Paramount Global shares climbed 12% on December 9, 2025, following renewed momentum in CEO David Ellison’s campaign to secure greater influence over Warner Bros. Discovery (WBD). The rally reflects growing investor confidence in Ellison’s push to reshape the media landscape, particularly as WBD's streaming division continues to underperform despite recent cost-cutting measures. The company's strategic pivot hinges on whether Ellison can achieve a controlling stake or influence over WBD’s board, which would allow Paramount to drive content integration and platform synergies. The stakes are particularly high for Ellison, whose tenure has come under scrutiny due to inconsistent performance relative to peers like Disney and Netflix. With Paramount’s market cap now at approximately $58 billion, the potential acquisition of WBD—currently valued at around $42 billion—could expand its content library by over 300,000 hours and increase its direct-to-consumer subscriber base by more than 60 million. Analysts note that failure to secure a foothold in WBD could signal a loss of strategic credibility and potentially trigger leadership reassessment.
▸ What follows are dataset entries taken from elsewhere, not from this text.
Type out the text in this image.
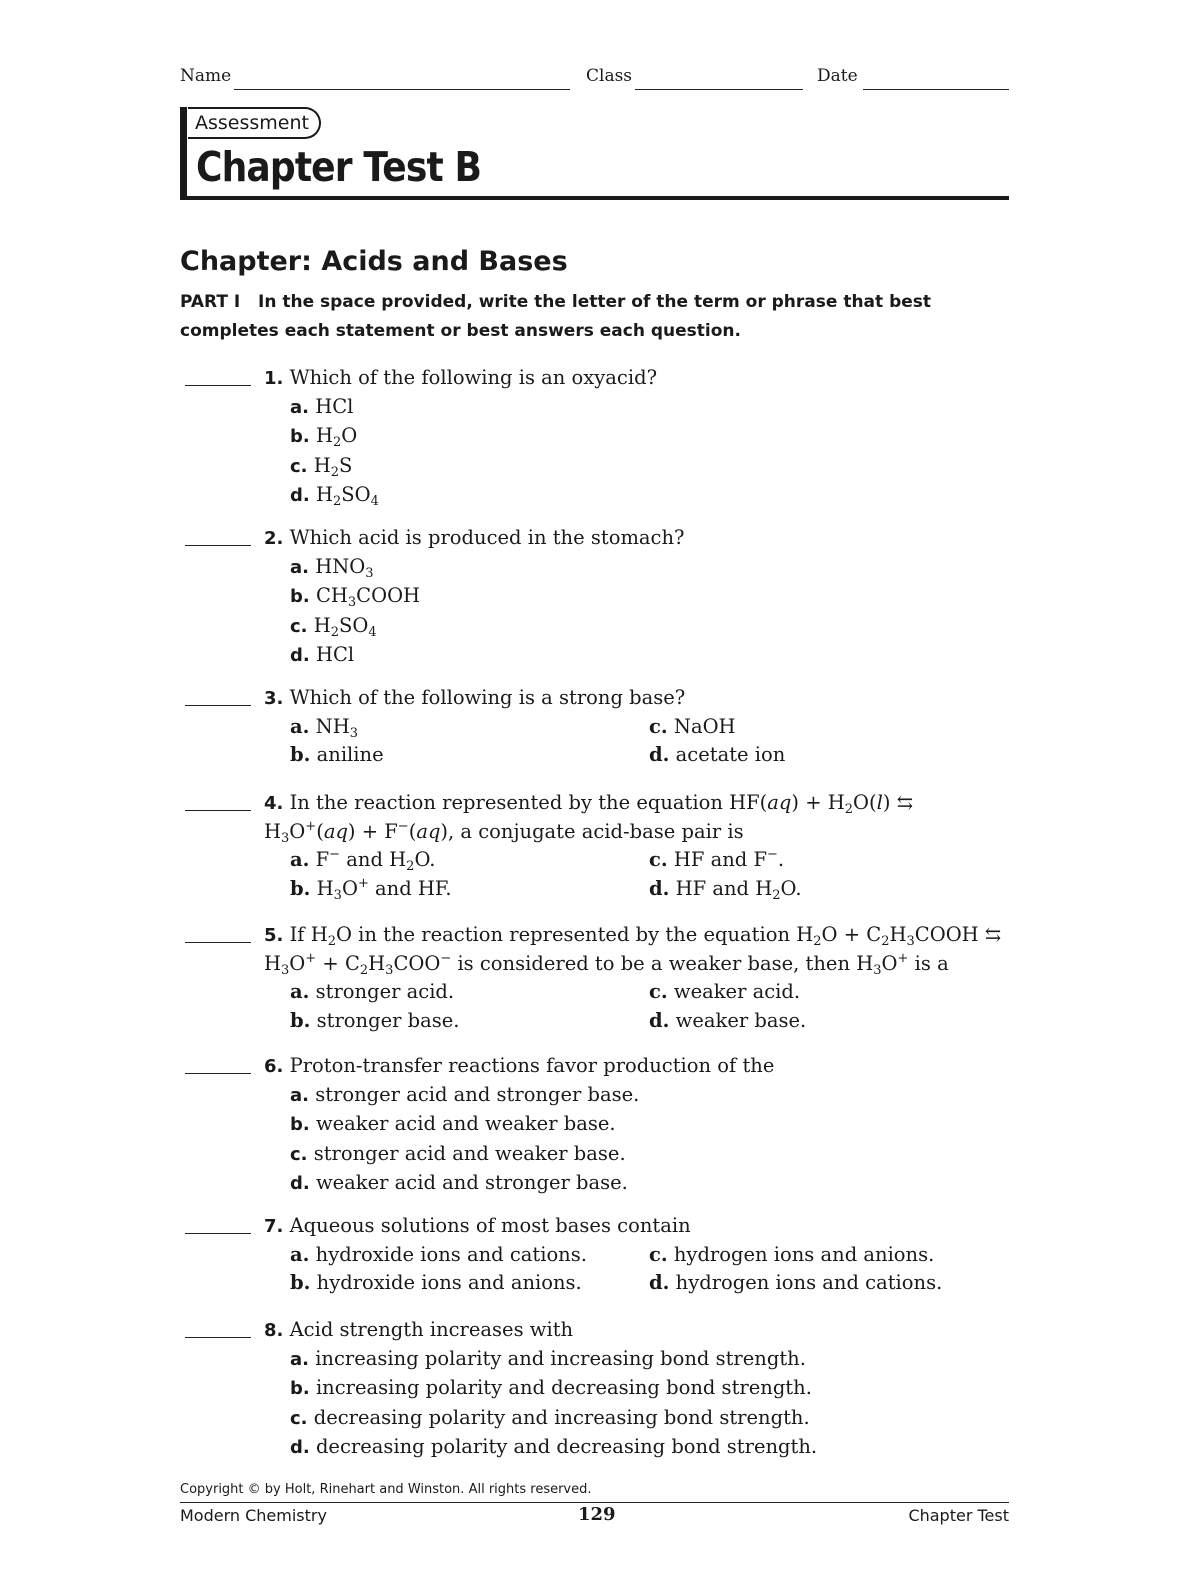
Name	Class	Date
Assessment
Chapter Test B
Chapter: Acids and Bases
PART I In the space provided, write the letter of the term or phrase that best completes each statement or best answers each question.
1. Which of the following is an oxyacid?
a. HCl
b. $H_2O$
c. $H_2S$
d. $H_2SO_4$
2. Which acid is produced in the stomach?
a. $HNO_3$
b. $CH_3COOH$
c. $H_2SO_4$
d. HCl
3. Which of the following is a strong base?
a. $NH_3$	c. NaOH
b. aniline	d. acetate ion
4. In the reaction represented by the equation $HF(aq) + H_2O(l)$ ⇆
$H_3O^+(aq) + F^-(aq)$, a conjugate acid-base pair is
a. F− and $H_2O$.	c. HF and F−.
b. $H_3O^+$ and HF.	d. HF and $H_2O$.
5. If $H_2O$ in the reaction represented by the equation $H_2O$ + $C_2H_3COOH$ ⇆
$H_3O^+ + C_2H_3COO^-$ is considered to be a weaker base, then $H_3O^+$ is a
a. stronger acid.	c. weaker acid.
b. stronger base.	d. weaker base.
6. Proton-transfer reactions favor production of the
a. stronger acid and stronger base.
b. weaker acid and weaker base.
c. stronger acid and weaker base.
d. weaker acid and stronger base.
7. Aqueous solutions of most bases contain
a. hydroxide ions and cations.	c. hydrogen ions and anions.
b. hydroxide ions and anions.	d. hydrogen ions and cations.
8. Acid strength increases with
a. increasing polarity and increasing bond strength.
b. increasing polarity and decreasing bond strength.
c. decreasing polarity and increasing bond strength.
d. decreasing polarity and decreasing bond strength.
Copyright © by Holt, Rinehart and Winston. All rights reserved.
Modern Chemistry	129	Chapter Test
Market participants are closely monitoring voting rights and proxy battles tied to WBD’s shareholder meetings. Paramount has already secured backing from a coalition of institutional investors, including BlackRock and Vanguard, collectively representing over 15% of WBD’s outstanding shares. These investors are betting on the potential for cost synergies and content bundling across Paramount’s Paramount+ and WBD’s Max platforms, which could boost revenue by an estimated $1.2 billion annually. The outcome will significantly affect not only the two companies but also the broader media and streaming sector. A successful consolidation could accelerate industry-wide M&A activity, while a failure could prompt further divestitures from legacy media giants. The next critical milestone is expected in early January, when WBD is scheduled to hold its annual shareholder meeting.